By default, the ensemble trains using **5 folds** and **no size limit**.

### Evaluation

`train_ensemble()` will output the results of each sub-model's training on every fold:
```
Pre-training setup...Complete (0.0s)
Model 1/5: Fold 1/5: Stopped: PredictionError: Model is guessing a constant value. -- 3      
Model 2/5: Fold 1/5: Stopped: PredictionError: Model is guessing a constant value. -- 3       
Model 3/5: Fold 1/5: Accepted with score: 0.03233311 (0.1s) (CatBoostRegressor_1731893049_0)          
Model 3/5: Fold 2/5: Accepted with score: 0.02314115 (0.0s) (CatBoostRegressor_1731893050_1)          
Model 3/5: Fold 3/5: Accepted with score: 0.01777214 (0.0s) (CatBoostRegressor_1731893050_2)
...      
Model 5/5: Fold 2/5: Rejected with score: 0.97019375 (0.3s)                            
Model 5/5: Fold 3/5: Rejected with score: 0.41385662 (1.4s)                         
Model 5/5: Fold 4/5: Rejected with score: 0.41153231 (0.8s)          
Model 5/5: Fold 5/5: Rejected with score: 0.40335007 (1.6s)
```
Once trained, details of the final ensemble can be reviewed with:
```
print(ensemble) # <SelectiveEnsemble (5 model(s); mean: 0.03389993; best: 0.03321487; limit: 3)>
```
Or:
```
print(len(ensemble)) # 5
print(ensemble.mean_score) # 0.033899934449981864
print(ensemble.best_score) # 0.033214874389494775
```
### Pruning
Since `SelectiveEnsemble` has to accept the first *N* models to establish a mean, frontloading with weaker models may cause oversaturation, even when `limit` is set.

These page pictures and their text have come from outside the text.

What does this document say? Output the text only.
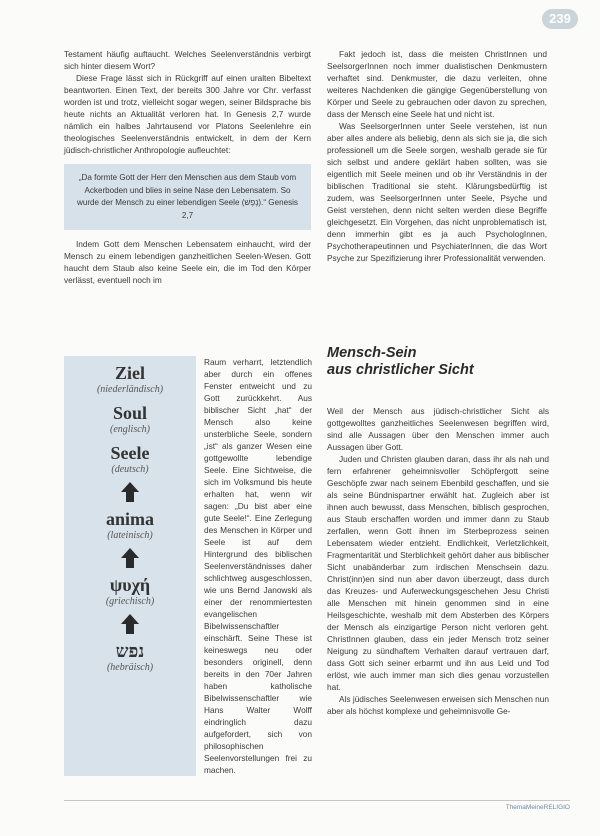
239

Testament häufig auftaucht. Welches Seelenverständnis verbirgt sich hinter diesem Wort?

Diese Frage lässt sich in Rückgriff auf einen uralten Bibeltext beantworten. Einen Text, der bereits 300 Jahre vor Chr. verfasst worden ist und trotz, vielleicht sogar wegen, seiner Bildsprache bis heute nichts an Aktualität verloren hat. In Genesis 2,7 wurde nämlich ein halbes Jahrtausend vor Platons Seelenlehre ein theologisches Seelenverständnis entwickelt, in dem der Kern jüdisch-christlicher Anthropologie aufleuchtet:

„Da formte Gott der Herr den Menschen aus dem Staub vom Ackerboden und blies in seine Nase den Lebensatem. So wurde der Mensch zu einer lebendigen Seele (נֶפֶשׁ).“ Genesis 2,7

Indem Gott dem Menschen Lebensatem einhaucht, wird der Mensch zu einem lebendigen ganzheitlichen Seelen-Wesen. Gott haucht dem Staub also keine Seele ein, die im Tod den Körper verlässt, eventuell noch im

Ziel
(niederländisch)
Soul
(englisch)
Seele
(deutsch)
anima
(lateinisch)
ψυχή
(griechisch)
נפש
(hebräisch)

Raum verharrt, letztendlich aber durch ein offenes Fenster entweicht und zu Gott zurückkehrt. Aus biblischer Sicht „hat“ der Mensch also keine unsterbliche Seele, sondern „ist“ als ganzer Wesen eine gottgewollte lebendige Seele. Eine Sichtweise, die sich im Volksmund bis heute erhalten hat, wenn wir sagen: „Du bist aber eine gute Seele!“. Eine Zerlegung des Menschen in Körper und Seele ist auf dem Hintergrund des biblischen Seelenverständnisses daher schlichtweg ausgeschlossen, wie uns Bernd Janowski als einer der renommiertesten evangelischen Bibelwissenschaftler einschärft. Seine These ist keineswegs neu oder besonders originell, denn bereits in den 70er Jahren haben katholische Bibelwissenschaftler wie Hans Walter Wolff eindringlich dazu aufgefordert, sich von philosophischen Seelenvorstellungen frei zu machen.

Fakt jedoch ist, dass die meisten ChristInnen und SeelsorgerInnen noch immer dualistischen Denkmustern verhaftet sind. Denkmuster, die dazu verleiten, ohne weiteres Nachdenken die gängige Gegenüberstellung von Körper und Seele zu gebrauchen oder davon zu sprechen, dass der Mensch eine Seele hat und nicht ist.

Was SeelsorgerInnen unter Seele verstehen, ist nun aber alles andere als beliebig, denn als sich sie ja, die sich professionell um die Seele sorgen, weshalb gerade sie für sich selbst und andere geklärt haben sollten, was sie eigentlich mit Seele meinen und ob ihr Verständnis in der biblischen Traditional sie steht. Klärungsbedürftig ist zudem, was SeelsorgerInnen unter Seele, Psyche und Geist verstehen, denn nicht selten werden diese Begriffe gleichgesetzt. Ein Vorgehen, das nicht unproblematisch ist, denn immerhin gibt es ja auch PsychologInnen, Psychotherapeutinnen und PsychiaterInnen, die das Wort Psyche zur Spezifizierung ihrer Professionalität verwenden.

Mensch-Sein
aus christlicher Sicht

Weil der Mensch aus jüdisch-christlicher Sicht als gottgewolltes ganzheitliches Seelenwesen begriffen wird, sind alle Aussagen über den Menschen immer auch Aussagen über Gott.

Juden und Christen glauben daran, dass ihr als nah und fern erfahrener geheimnisvoller Schöpfergott seine Geschöpfe zwar nach seinem Ebenbild geschaffen, und sie als seine Bündnispartner erwählt hat. Zugleich aber ist ihnen auch bewusst, dass Menschen, biblisch gesprochen, aus Staub erschaffen worden und immer dann zu Staub zerfallen, wenn Gott ihnen im Sterbeprozess seinen Lebensatem wieder entzieht. Endlichkeit, Verletzlichkeit, Fragmentarität und Sterblichkeit gehört daher aus biblischer Sicht unabänderbar zum irdischen Menschsein dazu. Christ(inn)en sind nun aber davon überzeugt, dass durch das Kreuzes- und Auferweckungsgeschehen Jesu Christi alle Menschen mit hinein genommen sind in eine Heilsgeschichte, weshalb mit dem Absterben des Körpers der Mensch als einzigartige Person nicht verloren geht. ChristInnen glauben, dass ein jeder Mensch trotz seiner Neigung zu sündhaftem Verhalten darauf vertrauen darf, dass Gott sich seiner erbarmt und ihn aus Leid und Tod erlöst, wie auch immer man sich dies genau vorzustellen hat.

Als jüdisches Seelenwesen erweisen sich Menschen nun aber als höchst komplexe und geheimnisvolle Ge-

ThemaMeineRELIGIO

To remedy this, call `SelectiveEnsemble.prune()`:
```
pruned = ensemble.prune()
```
Which will return a copy of the ensemble with all sub-models scoring above the mean removed. 

If a `limit` is passed in, the removal of all models above the mean will recurse until that limit is reached:
```
triumvate = ensemble.prune(3)
print(len(ensemble)) # 3 (or less)
```
This recursion is automatic for instances where `SelectiveEnsemble.limit` is set manually or by `train_ensemble()`.

### Deployment
To make predictions, simply call:
```
predictions = ensemble.predict(...) # with a new set of inputs
```
Which will use the mean score across all sub-models for each prediction.

If you wish to continue training on an existing ensemble, use:
```
existing = clique.load_ensemble(X_test=X, y_test=y) # test data must be passed in for new model evaluation
updated = clique.train_ensemble(models, X, y, ensemble=existing)
```
Note that if a limit is set on the existing model, that will be set and enforced on the updated one.